Görüldüğü gibi Nietzsche’nin düşünücesinde sanatın özü doğadır. Bütün insan yaratmaları doğaya duyulan derin bir özlemle, doğaya yönelmekle başlar. Doğaya yönelme, ilkçağ insanında bir özenme niteliğindedir. Zamanla bu özenme gelişir, soyutlaşır, insanda yeni bir bilinç varlığı olur. İnsanla doğa arasında köklü bir bağlantı kurulur. Doğaya duyulan derin özlem, insanda, yaratıcı güç niteliğine bürünür. İnsanın özünde yoğunlaşan yaratıcı birikim, sanat yapıtı ile bir eylem biçiminde ortaya çıkar, gerçeklik kazanır.
İnsan doğaya yöneldikçe, doğada saklı yaratıcı gücün özünü kavradıkça başarılı olur. Doğa insanda dile gelen, gerçekleşen yaratıcı güçler birikimidir. İnsanın onun çizdiği yolda yürümesi, onun doyurucu ilkelerini benimsemesi gerekir.
İnsanın sanat alanında başarılı olması, yaşama oluşmaları karşısında kendi kişiliğini bütün ağırlığı ile ortaya koyma, kendi kendini geleceğe doğru sürdürme, bütün olup bitenleri, oluş eylemiyle varlık alanına çıkanları, yeniden değerlendirme, anlam sınırlarını genişletme, düzene koyma ile bağlantılıdır.
Nietzsche’nin, sanat yapıtının doğuşunda gördüğü özlü atılım, felsefe alnında da etkilidir. Sanatla felsefe arasında, yaratıcı gücün bağdaştırdığı köklü bir bağlantı vardır. Nietzsche’ye göre büyük sanatçı ile bilge arasında köklü bir ayrılık yoktur.
Ne yaptığını bile düşünmeksizin, ozan varlıkları olduğu gibi çizdiğini, yaşamı duyduğu gibi yankıladığını düşünür, bir büyülenmenin baş dönmesine kendini bırakır, dokunduğu herşeyi de büyüler.
Nietzsche’nin ağzından,
‘Benim felsefem Platon’culuğun tersine çevrilmesidir.
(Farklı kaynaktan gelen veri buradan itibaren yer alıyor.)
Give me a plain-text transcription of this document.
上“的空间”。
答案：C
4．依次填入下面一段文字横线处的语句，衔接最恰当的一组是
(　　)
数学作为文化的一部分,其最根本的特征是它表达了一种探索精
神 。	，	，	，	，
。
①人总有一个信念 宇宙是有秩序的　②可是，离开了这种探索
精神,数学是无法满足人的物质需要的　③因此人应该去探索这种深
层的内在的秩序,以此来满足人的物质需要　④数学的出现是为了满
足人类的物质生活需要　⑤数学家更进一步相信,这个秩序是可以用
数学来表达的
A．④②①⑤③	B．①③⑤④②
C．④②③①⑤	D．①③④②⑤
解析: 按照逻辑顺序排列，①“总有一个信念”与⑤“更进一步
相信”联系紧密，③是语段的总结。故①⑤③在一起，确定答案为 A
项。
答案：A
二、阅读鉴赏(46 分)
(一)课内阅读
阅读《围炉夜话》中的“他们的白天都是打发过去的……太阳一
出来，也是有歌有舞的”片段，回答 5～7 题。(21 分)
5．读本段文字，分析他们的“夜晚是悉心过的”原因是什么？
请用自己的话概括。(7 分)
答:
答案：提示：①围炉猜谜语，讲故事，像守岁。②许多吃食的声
Birşey gerçek yaşamdan ne denli uzaksa o denli güzel ve iyidir.’
‘İlk kitabım doğruluk ile sanatın uyuşmazlığı üzerinedir ; Tragedya’nın Doğuşu’nda sergilenmiş olan sanat inancı temelde başka bir inanca dayanır : doğrulukla birlikte yaşanamaz inancına : oradan da : doğruluk iradesi yozlaşmanın bir belirtisidir.’
‘Yaşamın tek yolu sanattan geçer. Yoksa ölümden vazgeçmek gerekir. Düş’ün yok edilmesi, işte bilimin varmak istediği nokta : Buna erişseydi her şey susardı, bereket sanat var.’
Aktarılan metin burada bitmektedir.